C’est pour cela sans doute qu’aux approches de la quarantaine — heure des longs regards jetés sur le passé — je me trouve, sans savoir pourquoi, mener une existence absolument contraire à mes goûts, quand dès le berceau tout semblait réglé à souhait pour mon bonheur, grâce à une fée protectrice, et quand aujourd’hui je ne rêverais pas une autre vie que celle que j’eusse menée en suivant simplement le facile sentier bordé de haies fleuries qui se déroulait devant mes pas. 

Oui ! si au lieu d’user en plaisirs bientôt émoussés par l’habitude ma laborieuse inactivité, je ne suis pas ce que je devrais être, c’est-à-dire, ainsi que mon père et mon grand-père, un modeste gentilhomme à lièvres, chassant dur, buvant sec, et débarbouillé chaque matin, quand j’irais à cheval visiter mes labours, par la rosée restée aux branches ; et si, sans espoir désormais après tant d’expériences vaines, je m’obstine à tromper la faim de mon cœur en lui offrant comme amour véritable les fictives tendresses et les à peu près de passion dont ces demoiselles tiennent boutique, au lieu de partager mes jours entre une femme qui serait ma femme et des marmots braillards qui me ressemble raient, la faute en est au démon en question ou plutôt, ce qui d’ailleurs revient au même, à ma personnelle sottise. 

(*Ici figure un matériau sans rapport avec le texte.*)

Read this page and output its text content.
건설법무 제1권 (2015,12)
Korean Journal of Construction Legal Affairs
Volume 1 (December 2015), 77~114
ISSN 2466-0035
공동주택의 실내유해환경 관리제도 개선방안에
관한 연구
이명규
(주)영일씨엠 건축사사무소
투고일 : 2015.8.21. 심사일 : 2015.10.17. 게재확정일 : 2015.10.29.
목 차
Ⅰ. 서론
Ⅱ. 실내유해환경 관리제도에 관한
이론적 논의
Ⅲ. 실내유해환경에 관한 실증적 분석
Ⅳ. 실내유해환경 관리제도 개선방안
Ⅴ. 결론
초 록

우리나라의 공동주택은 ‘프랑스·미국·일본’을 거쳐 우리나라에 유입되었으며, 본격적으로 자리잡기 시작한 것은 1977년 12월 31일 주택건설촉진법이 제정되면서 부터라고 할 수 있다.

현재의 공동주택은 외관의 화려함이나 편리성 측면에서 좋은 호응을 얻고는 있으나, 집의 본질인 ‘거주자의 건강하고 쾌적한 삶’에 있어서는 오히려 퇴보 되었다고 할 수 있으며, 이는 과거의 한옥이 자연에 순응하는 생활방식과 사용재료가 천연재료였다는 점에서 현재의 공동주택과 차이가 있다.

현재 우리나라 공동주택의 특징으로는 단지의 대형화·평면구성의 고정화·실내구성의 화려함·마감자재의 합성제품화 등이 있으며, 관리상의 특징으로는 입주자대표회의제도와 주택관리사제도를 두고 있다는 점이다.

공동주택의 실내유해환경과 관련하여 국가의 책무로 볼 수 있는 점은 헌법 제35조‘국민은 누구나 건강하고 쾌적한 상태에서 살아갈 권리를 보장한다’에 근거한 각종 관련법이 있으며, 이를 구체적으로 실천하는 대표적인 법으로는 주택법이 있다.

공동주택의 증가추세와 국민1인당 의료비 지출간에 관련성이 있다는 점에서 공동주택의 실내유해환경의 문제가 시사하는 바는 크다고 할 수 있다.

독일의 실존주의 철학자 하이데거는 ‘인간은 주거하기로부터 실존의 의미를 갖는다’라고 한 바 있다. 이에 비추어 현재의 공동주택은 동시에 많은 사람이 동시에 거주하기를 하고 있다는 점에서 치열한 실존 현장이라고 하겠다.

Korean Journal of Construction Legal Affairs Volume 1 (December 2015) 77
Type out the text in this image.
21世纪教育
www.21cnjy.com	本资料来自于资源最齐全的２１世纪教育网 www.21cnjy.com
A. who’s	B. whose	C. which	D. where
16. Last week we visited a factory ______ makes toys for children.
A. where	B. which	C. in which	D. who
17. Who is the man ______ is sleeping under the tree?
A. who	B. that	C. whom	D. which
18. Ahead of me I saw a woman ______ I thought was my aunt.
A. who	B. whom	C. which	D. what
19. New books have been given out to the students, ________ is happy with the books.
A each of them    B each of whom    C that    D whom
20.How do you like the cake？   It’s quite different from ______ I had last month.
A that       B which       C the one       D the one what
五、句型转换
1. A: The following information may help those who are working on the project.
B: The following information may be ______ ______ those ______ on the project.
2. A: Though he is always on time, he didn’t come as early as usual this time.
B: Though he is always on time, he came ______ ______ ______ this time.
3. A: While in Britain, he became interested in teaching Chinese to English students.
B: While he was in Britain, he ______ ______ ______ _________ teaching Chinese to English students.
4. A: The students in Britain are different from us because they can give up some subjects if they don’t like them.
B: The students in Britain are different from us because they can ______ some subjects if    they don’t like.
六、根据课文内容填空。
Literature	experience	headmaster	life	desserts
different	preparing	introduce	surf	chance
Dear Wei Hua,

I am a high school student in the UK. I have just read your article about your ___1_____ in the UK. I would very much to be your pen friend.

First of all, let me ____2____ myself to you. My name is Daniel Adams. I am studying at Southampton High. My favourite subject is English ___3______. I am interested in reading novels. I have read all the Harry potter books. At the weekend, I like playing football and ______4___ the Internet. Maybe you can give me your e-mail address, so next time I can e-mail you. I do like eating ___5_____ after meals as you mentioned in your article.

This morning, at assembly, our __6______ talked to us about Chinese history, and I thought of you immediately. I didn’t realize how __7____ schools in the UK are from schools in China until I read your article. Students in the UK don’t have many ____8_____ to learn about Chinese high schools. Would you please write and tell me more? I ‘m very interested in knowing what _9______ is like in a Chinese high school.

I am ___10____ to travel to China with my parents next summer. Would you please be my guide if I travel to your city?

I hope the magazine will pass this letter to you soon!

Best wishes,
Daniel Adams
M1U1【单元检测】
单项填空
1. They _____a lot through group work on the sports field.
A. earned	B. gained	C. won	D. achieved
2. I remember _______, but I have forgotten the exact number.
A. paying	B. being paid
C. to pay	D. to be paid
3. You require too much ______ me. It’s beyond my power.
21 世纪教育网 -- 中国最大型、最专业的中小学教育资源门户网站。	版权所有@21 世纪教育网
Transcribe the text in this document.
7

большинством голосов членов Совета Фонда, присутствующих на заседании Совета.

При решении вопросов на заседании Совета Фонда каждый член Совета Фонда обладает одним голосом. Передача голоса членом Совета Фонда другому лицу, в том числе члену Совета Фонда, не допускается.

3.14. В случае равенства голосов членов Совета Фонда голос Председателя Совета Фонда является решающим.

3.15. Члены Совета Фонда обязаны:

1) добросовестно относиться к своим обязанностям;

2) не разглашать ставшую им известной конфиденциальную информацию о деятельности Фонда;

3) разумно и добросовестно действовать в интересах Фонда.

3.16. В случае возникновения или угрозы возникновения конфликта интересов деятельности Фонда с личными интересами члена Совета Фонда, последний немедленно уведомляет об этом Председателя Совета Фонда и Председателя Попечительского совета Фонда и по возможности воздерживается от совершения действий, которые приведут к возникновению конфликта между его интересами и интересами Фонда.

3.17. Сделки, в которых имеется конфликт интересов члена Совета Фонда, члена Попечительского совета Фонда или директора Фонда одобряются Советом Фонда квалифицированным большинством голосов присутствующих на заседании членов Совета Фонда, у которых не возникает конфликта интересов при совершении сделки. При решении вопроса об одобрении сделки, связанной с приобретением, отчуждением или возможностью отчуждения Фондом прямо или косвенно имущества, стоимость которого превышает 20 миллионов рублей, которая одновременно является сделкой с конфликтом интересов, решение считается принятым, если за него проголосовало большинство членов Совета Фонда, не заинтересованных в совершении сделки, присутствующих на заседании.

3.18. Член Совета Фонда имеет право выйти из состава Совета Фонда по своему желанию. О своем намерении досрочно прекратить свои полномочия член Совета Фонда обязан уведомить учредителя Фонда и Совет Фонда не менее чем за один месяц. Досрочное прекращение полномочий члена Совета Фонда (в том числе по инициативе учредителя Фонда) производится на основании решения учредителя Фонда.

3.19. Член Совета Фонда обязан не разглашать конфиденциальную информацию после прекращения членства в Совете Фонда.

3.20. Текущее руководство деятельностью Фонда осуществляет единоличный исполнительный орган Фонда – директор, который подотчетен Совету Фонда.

Je le devinais pourtant, le prix des joies que m’offrait la vie, et je m’étais bien décidé à en prendre ma part légitime le matin où, dans mon logis d’étudiant, assis sur une malle à moitié faite, je relisais pour la vingtième fois, avec quelle émotion ! ce petit billet reçu de la veille : 

« Mon cher neveu, est-ce que décidément tu comptes t’établir Parisien, ou si les belles dames de là-haut t’ont par hasard fait oublier le chemin de mon manoir de la Civadière ? Viens me le dire toi-même et le plus tôt que tu pourras, car à soixante et dix ans passés — t’en doutes-tu seulement, galopin ? — les grand’tantes commencent à se faire vieilles. 

» Ici, tout le monde te languit, bêtes et gens, entre autres le bon Pouf, qui aboyait si fort en t’accompagnant dans tes chasses, et la cousine Lauriane, que les nonnains de Sainte-Croix ont à la fin daigné nous rendre… » 

Pauvre grand’tante, elle savait bien, en m’écrivant sa missive, que la dernière ligne me déciderait. 

Lauriane ! Mais je l’avais toujours aimée; et, même au milieu de nos turbulences du Quartier Latin, il ne m’était jamais venu à l’idée que je pusse aimer quelqu’une autre que Lauriane. 

Mon roman était, d’ailleurs, d’une extrême simplicité. 

D’abord, l’enfance commune, les jeux partagés, les fraternelles querelles, et le sourire des parents, les allusions, les projets pendant que nous roulions dans l’herbe. 

Puis, la séparation : elle, au couvent, moi, au collège ; puis, encore, dans le long intervalle des vacances, Lauriane, vaguement entrevue, mais une autre Lauriane, grandie déjà, svelte comme un lis, et si blanche ! devant qui, écolier timide, je me sentais à la fois honteux et gêné.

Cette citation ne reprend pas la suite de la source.